Um auf den Beginn zurückzukommen und um unmissverständlich zu betonen, dass es eben keine „Behandlungs-Wert-Klassifizierung“ irgendeiner Krankheit geben darf – außer der persönlichen Einschätzung der Konsequenz einer entsprechend (fatalen) Diagnose (meint Behandlung: Ja oder Nein, je nach persönlicher Einschätzung), muss eines klar sein: Neben dem absoluten Recht auf aktive Sterbehilfe (wie der Zeilenschreiber als Verfechter dieses Rechtes mittels einer entsprechenden Verfügung klar einer ist), gibt es immer noch (und vor allem) ein Recht auf Leben! Muss man in diesem Zusammenhang tatsächlich die UN-Menschenrechtscharta (Artikel 3 des Textes) bemühen, sprich das garantierte Recht jedes Menschen auf Leben, Freiheit und Sicherheit?
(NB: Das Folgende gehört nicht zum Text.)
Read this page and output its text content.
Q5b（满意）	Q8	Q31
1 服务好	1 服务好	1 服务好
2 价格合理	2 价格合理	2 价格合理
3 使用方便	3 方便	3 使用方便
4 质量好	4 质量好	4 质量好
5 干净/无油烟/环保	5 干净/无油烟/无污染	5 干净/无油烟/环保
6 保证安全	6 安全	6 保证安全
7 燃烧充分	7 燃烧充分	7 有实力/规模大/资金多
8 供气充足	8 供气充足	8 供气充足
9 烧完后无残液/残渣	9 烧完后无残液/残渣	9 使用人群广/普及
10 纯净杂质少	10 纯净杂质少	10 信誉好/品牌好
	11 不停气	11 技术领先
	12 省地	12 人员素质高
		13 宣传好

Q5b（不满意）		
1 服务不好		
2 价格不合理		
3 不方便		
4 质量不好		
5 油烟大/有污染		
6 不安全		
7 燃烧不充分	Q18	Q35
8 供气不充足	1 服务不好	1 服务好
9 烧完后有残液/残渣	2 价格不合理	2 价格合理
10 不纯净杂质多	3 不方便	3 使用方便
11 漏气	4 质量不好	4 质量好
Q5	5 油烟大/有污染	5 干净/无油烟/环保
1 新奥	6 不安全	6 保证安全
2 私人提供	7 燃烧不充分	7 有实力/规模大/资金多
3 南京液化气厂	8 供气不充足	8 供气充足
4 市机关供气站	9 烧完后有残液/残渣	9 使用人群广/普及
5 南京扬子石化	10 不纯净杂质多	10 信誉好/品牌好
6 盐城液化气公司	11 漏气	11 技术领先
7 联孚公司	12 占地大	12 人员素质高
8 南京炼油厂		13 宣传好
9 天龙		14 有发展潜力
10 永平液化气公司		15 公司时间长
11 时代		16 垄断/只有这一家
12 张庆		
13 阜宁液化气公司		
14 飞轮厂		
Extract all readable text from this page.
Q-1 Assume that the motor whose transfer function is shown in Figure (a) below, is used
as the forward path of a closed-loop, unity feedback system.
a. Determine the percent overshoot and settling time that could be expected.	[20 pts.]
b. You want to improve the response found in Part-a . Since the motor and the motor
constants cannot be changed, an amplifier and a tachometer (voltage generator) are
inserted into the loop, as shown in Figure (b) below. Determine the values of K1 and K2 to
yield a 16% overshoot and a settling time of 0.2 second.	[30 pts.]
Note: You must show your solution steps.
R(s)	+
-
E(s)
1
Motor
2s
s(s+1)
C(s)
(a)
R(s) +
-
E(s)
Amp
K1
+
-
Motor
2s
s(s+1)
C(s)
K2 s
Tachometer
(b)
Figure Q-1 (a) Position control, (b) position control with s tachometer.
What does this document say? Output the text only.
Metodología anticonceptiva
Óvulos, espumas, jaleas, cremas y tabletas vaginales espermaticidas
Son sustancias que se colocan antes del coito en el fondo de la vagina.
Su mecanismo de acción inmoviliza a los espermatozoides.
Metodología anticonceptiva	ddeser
Das hier angesprochene Recht auf Leben ist eine zentrale Garantie in der Allgemeinen Erklärung der Menschenrechte, denn es ist regelmäßig eine conditio sine qua non für die Ausübung der anderen Menschenrechte. Offiziell und laut Artikel 3 der Allgemeinen Erklärung der Menschenrechte vom 10. Dezember 1948: Jeder hat das Recht auf Leben, Freiheit und Sicherheit der Person.
Wenn man schon als Regierung viel Geld hat, um diverse aktuelle Nation-branding Projekte durchzuziehen (ohne irgendeinen bewertenden Kommentar an dieser Stelle, das sei fairerweise und im Sinne des Titels dieses Beitrages auch ausdrücklich betont), dann sollte man als politisch Verantwortliche im Sinne der absoluten Priorität des kranken Mitmenschen entsprechend allen Therapiemöglichkeiten, inklusive der entsprechenden Infrastrukturen , vorrangig, ohne Wenn und Aber, ethisch verantwortungsbewusst zu handeln bereit sein!
Ein absolutes Must!
Denn, so der griechische Philosoph Protagoras klar und deutlich :
„Der Mensch ist das Maß aller Dinge“.